Steven Cohen fournirait-il un exemple « chimiquement pur » de ce qu’on appelle un performer[1], un artiste de la performance ? Pour cet artiste sud-africain né en 1962, qui œuvre sur les lisières les moins stables des arts de la scène, ce ne serait pas le moindre des paradoxes que de se voir assigner une catégorie artistique définitive – la performance – alors même que celle-ci résiste fortement, de son côté, aux tentatives visant à la délimiter clairement.

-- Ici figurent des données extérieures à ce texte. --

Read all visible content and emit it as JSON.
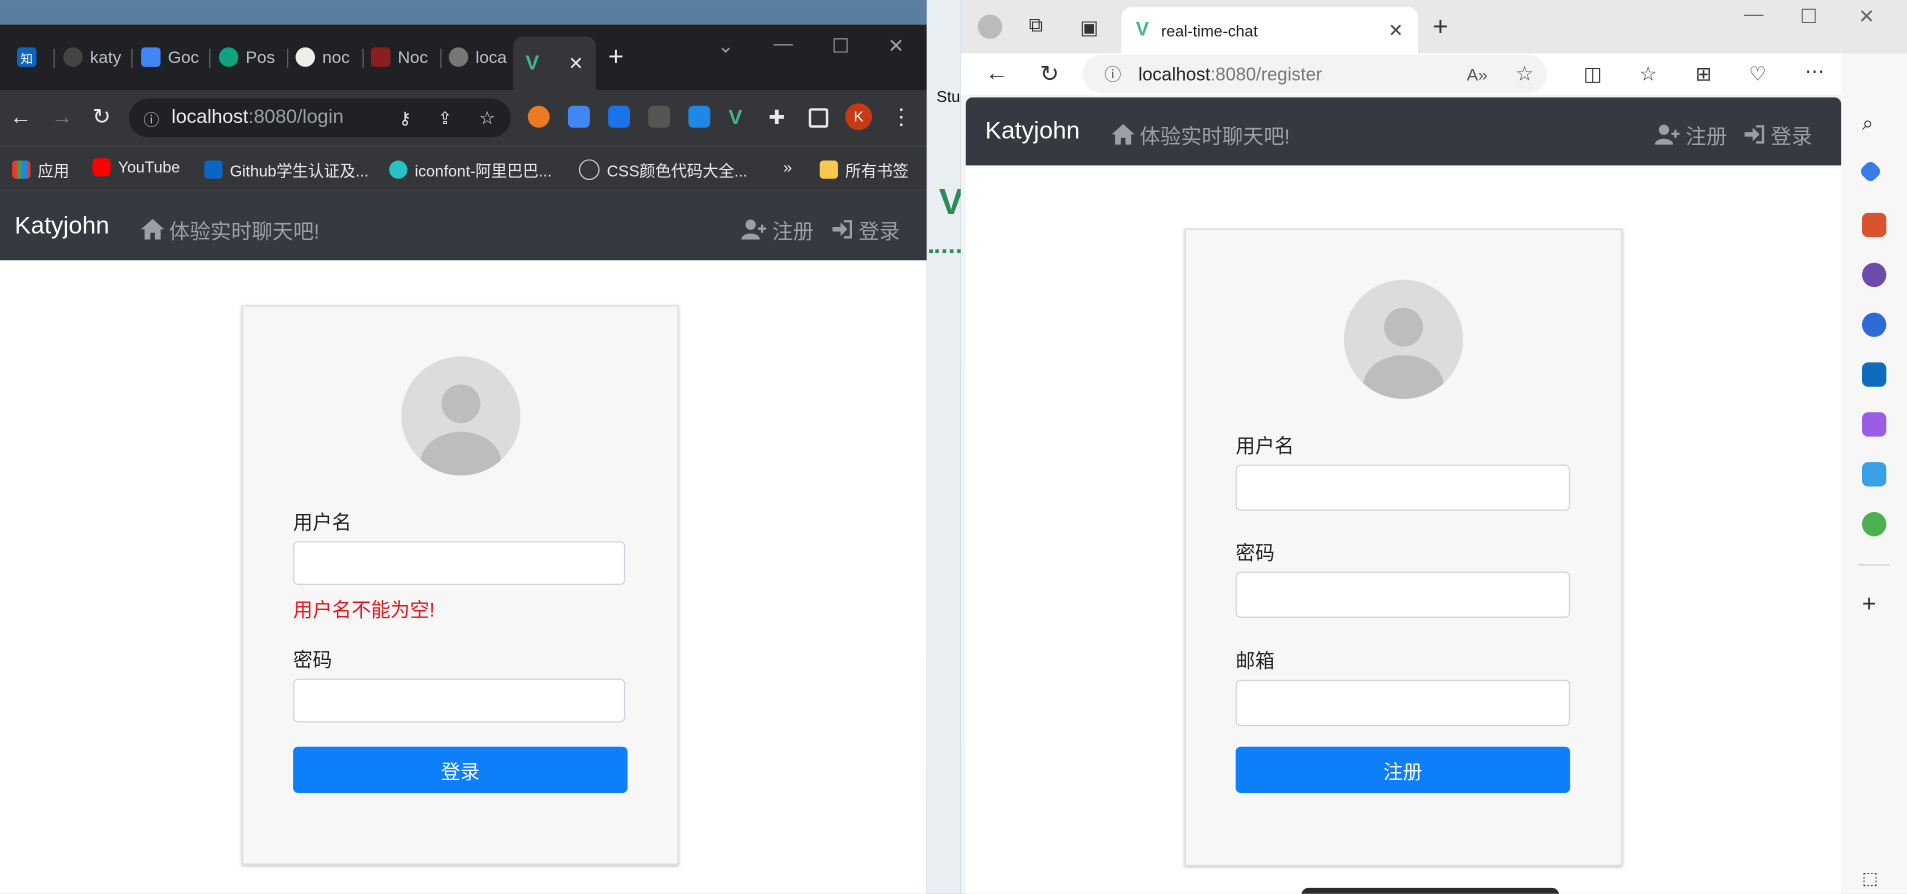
{
  "chrome": {
    "tabs": [
      "知",
      "katy",
      "Goc",
      "Pos",
      "noc",
      "Noc",
      "loca"
    ],
    "url_host": "localhost",
    "url_path": ":8080/login",
    "bookmarks": [
      "应用",
      "YouTube",
      "Github学生认证及...",
      "iconfont-阿里巴巴...",
      "CSS颜色代码大全...",
      "»",
      "所有书签"
    ],
    "profile_letter": "K"
  },
  "login_app": {
    "brand": "Katyjohn",
    "home_link": "体验实时聊天吧!",
    "register_link": "注册",
    "login_link": "登录",
    "username_label": "用户名",
    "username_error": "用户名不能为空!",
    "password_label": "密码",
    "submit_label": "登录"
  },
  "edge": {
    "tab_title": "real-time-chat",
    "url_host": "localhost",
    "url_path": ":8080/register"
  },
  "register_app": {
    "brand": "Katyjohn",
    "home_link": "体验实时聊天吧!",
    "register_link": "注册",
    "login_link": "登录",
    "username_label": "用户名",
    "password_label": "密码",
    "email_label": "邮箱",
    "submit_label": "注册"
  },
  "desktop": {
    "stu_text": "Stu"
  }
}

La performance : une pratique de l’art à découvert

Spécifique à la radicalité des engagements esthétiques du vingtième siècle, la performance voit ses artistes impliquer directement leur corps dans des actions volontiers uniques, génératrices de situations effectives, directement porteuses de sens. Parfois non rééditées, souvent sans assurance de réussite. Cette implication peut induire des prises de risque touchant sciemment à leur intégrité corporelle. Dépouillée d’une bonne part des conventions de la représentation spectaculaire, il est commun que la performance se déroule hors les cadres et lieux habituels de la représentation artistique. Ainsi peut-elle perturber les attentes des publics, voire transgresser les tabous et briser les apparences des consensus sociaux. La performance sait se charger de radicalité critique, voire d’intention revendicatrice. Sa prise de risque touche donc aussi au niveau symbolique et/ou politique.

Inventant une pratique de l’art à découvert, la performance conjugue une mise en crise des moyens de l’art, de la personnalité de l’artiste et de ses actions, avec une mise en crise des codes de représentation et de comportement qui assurent la reproduction du cadre social et politique conventionnel. La performance décèle, la performance révèle, la performance perturbe. Steven Cohen dit volontiers agir à la façon d’un « speculum », ne visant pas à opérer des « sutures du sens » mais au contraire exacerber des « questions béantes ».

 

[1] En optant pour le terme anglais de performer, nous visons à rattacher Steven Cohen à la circulation internationale des pratiques artistiques. Du coup, le mot fait ici référence à l’art-performance, et non à l’acception plus ancienne et moins spécifique du verbe to perform, qui désigne la généralité du fait de se consacrer à une prestation scénique.